Viewpoint. The panorama stretches from the hills around Tunbridge Wells in the east to Leith Hill in the west, with the South Downs rising in the distance. Below lies Bletchingley, with Nutfield to the right, and far away, slightly to the left, is Chanctonbury Ring on the Downs above Worthing.  To the left a ribbon of road climbs Tilburstow Hill from Godstone and right of this crest a square-cut break in the trees marks Windy Gap

Gravelley Hill

Bluebell Cottage.  Pilgrim's Fort aka Fosterdown Fort. In the late 1880s the French were considered to be the potential aggressor and a plan was drawn up to construct a system of stop lines along the North Downs to the Thames should the Royal Navy fail to prevent a landing. This led to the construction of mobilisation centres plus ammunition and trench digging tools – trenches only to be dug by volunteers in case of war. 13 centres were built between 1893 and 1902 but they looked like forts. Foster Down was a circular infantry redoubt with a rifle parapet on a rampart covering a V ditch with a fence at its bottom. It was on high ground with underground magazines.

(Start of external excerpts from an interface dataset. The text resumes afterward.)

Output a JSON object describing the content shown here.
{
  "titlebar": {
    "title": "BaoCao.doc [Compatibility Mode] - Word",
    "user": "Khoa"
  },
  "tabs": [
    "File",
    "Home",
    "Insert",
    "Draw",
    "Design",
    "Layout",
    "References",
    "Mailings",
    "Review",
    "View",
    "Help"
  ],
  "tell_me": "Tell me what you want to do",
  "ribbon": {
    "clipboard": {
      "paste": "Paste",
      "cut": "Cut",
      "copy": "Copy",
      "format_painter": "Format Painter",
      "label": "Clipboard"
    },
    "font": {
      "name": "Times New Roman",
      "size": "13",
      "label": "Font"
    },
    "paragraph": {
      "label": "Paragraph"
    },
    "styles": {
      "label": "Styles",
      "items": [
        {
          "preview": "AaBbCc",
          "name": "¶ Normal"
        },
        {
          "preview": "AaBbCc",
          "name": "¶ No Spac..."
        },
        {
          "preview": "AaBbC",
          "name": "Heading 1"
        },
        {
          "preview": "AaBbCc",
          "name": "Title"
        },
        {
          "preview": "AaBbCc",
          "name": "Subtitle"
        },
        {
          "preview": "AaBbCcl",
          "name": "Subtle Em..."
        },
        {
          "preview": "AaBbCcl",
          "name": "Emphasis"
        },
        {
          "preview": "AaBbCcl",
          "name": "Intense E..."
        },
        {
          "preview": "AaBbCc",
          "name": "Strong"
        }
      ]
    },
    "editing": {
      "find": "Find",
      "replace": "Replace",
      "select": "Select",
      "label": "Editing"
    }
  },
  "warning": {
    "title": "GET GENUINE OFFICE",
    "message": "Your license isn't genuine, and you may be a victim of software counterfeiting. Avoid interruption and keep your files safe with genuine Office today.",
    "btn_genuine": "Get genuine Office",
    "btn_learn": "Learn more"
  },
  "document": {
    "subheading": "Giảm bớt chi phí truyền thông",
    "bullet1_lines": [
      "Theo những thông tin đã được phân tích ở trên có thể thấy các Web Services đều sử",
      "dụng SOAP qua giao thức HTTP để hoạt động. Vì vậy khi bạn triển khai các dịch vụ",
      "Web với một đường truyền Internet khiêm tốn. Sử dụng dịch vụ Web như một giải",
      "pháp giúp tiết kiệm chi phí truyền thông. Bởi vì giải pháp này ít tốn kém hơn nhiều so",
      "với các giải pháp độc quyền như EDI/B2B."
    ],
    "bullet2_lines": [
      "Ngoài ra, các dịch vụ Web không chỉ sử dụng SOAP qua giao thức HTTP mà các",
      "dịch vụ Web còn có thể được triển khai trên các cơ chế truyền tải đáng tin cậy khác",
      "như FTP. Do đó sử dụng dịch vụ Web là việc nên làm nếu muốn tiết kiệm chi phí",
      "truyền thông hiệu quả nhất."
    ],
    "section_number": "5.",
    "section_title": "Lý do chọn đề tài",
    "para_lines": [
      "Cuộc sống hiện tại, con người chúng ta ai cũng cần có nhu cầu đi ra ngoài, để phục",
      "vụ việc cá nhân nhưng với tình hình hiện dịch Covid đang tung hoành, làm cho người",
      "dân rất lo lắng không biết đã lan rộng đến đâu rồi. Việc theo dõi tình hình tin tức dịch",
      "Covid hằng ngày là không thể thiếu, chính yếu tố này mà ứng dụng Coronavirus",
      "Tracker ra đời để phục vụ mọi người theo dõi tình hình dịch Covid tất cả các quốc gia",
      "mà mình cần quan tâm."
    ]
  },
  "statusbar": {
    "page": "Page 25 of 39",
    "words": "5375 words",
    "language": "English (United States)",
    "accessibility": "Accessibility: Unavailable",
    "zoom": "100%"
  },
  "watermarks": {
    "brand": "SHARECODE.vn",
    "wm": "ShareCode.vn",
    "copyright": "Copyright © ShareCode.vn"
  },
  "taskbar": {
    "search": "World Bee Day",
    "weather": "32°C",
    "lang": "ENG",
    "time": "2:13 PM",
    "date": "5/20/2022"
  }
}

Outside was a barn-like structure for storage and a caretaker's cottage.  The caretakers were the only people who ever manned them and the whole scheme was abandoned in 1905. In World War I it was used as a detention centre and was then bought by a Croydon Alderman who gave it to the Borough as a World War I memorial. It was then used as a field centre for Croydon children – with no sign of any memorial in it. During World War II it was used as a store. Then in the late 1900s it was sold off privately.